Mixture of Experts Soften the Curse of Dimensionality in Operator Learning
This addresses computational efficiency in operator learning for scientific computing, though it is incremental as it builds on existing neural operator frameworks.
The paper tackles the curse of dimensionality in operator learning by proposing a mixture of neural operators (MoNOs), achieving approximation of Lipschitz operators with each expert having depth, width, and rank scaling as O(ε⁻¹).
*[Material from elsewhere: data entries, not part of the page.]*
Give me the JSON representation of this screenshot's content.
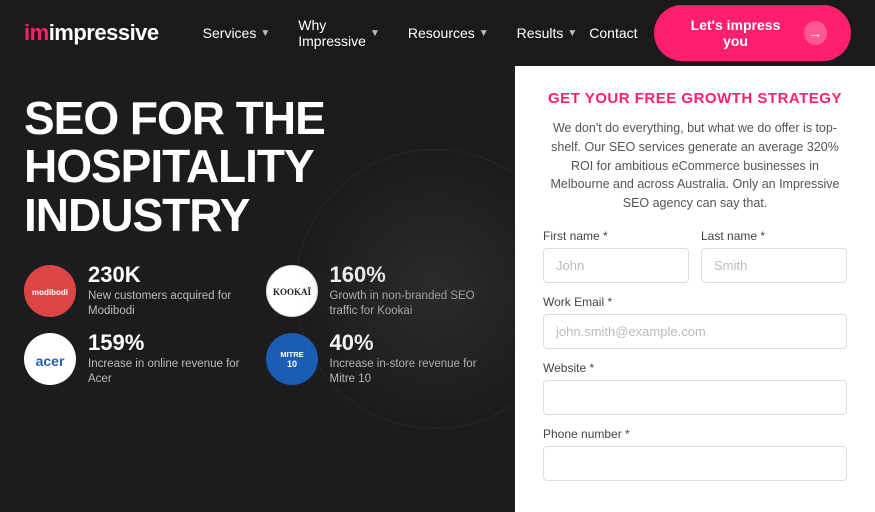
{
  "nav": {
    "logo": "impressive",
    "links": [
      {
        "label": "Services",
        "hasDropdown": true
      },
      {
        "label": "Why Impressive",
        "hasDropdown": true
      },
      {
        "label": "Resources",
        "hasDropdown": true
      },
      {
        "label": "Results",
        "hasDropdown": true
      }
    ],
    "contact_label": "Contact",
    "cta_label": "Let's impress you"
  },
  "hero": {
    "title_line1": "SEO FOR THE",
    "title_line2": "HOSPITALITY",
    "title_line3": "INDUSTRY"
  },
  "stats": [
    {
      "logo_name": "modibodi",
      "number": "230K",
      "desc_line1": "New customers acquired for",
      "desc_line2": "Modibodi"
    },
    {
      "logo_name": "kookai",
      "number": "160%",
      "desc_line1": "Growth in non-branded SEO",
      "desc_line2": "traffic for Kookai"
    },
    {
      "logo_name": "acer",
      "number": "159%",
      "desc_line1": "Increase in online revenue for",
      "desc_line2": "Acer"
    },
    {
      "logo_name": "mitre10",
      "number": "40%",
      "desc_line1": "Increase in-store revenue for",
      "desc_line2": "Mitre 10"
    }
  ],
  "form": {
    "title": "GET YOUR FREE GROWTH STRATEGY",
    "description": "We don't do everything, but what we do offer is top-shelf. Our SEO services generate an average 320% ROI for ambitious eCommerce businesses in Melbourne and across Australia. Only an Impressive SEO agency can say that.",
    "first_name_label": "First name *",
    "first_name_placeholder": "John",
    "last_name_label": "Last name *",
    "last_name_placeholder": "Smith",
    "email_label": "Work Email *",
    "email_placeholder": "john.smith@example.com",
    "website_label": "Website *",
    "website_placeholder": "",
    "phone_label": "Phone number *",
    "phone_placeholder": ""
  }
}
In this paper, we construct a mixture of neural operators (MoNOs) between function spaces whose complexity is distributed over a network of expert neural operators (NOs), with each NO satisfying parameter scaling restrictions. Our main result is a \textit{distributed} universal approximation theorem guaranteeing that any Lipschitz non-linear operator between $L^2([0,1]^d)$ spaces can be approximated uniformly over the Sobolev unit ball therein, to any given $\varepsilon>0$ accuracy, by an MoNO while satisfying the constraint that: each expert NO has a depth, width, and rank of $\mathcal{O}(\varepsilon^{-1})$. Naturally, our result implies that the required number of experts must be large, however, each NO is guaranteed to be small enough to be loadable into the active memory of most computers for reasonable accuracies $\varepsilon$. During our analysis, we also obtain new quantitative expression rates for classical NOs approximating uniformly continuous non-linear operators uniformly on compact subsets of $L^2([0,1]^d)$.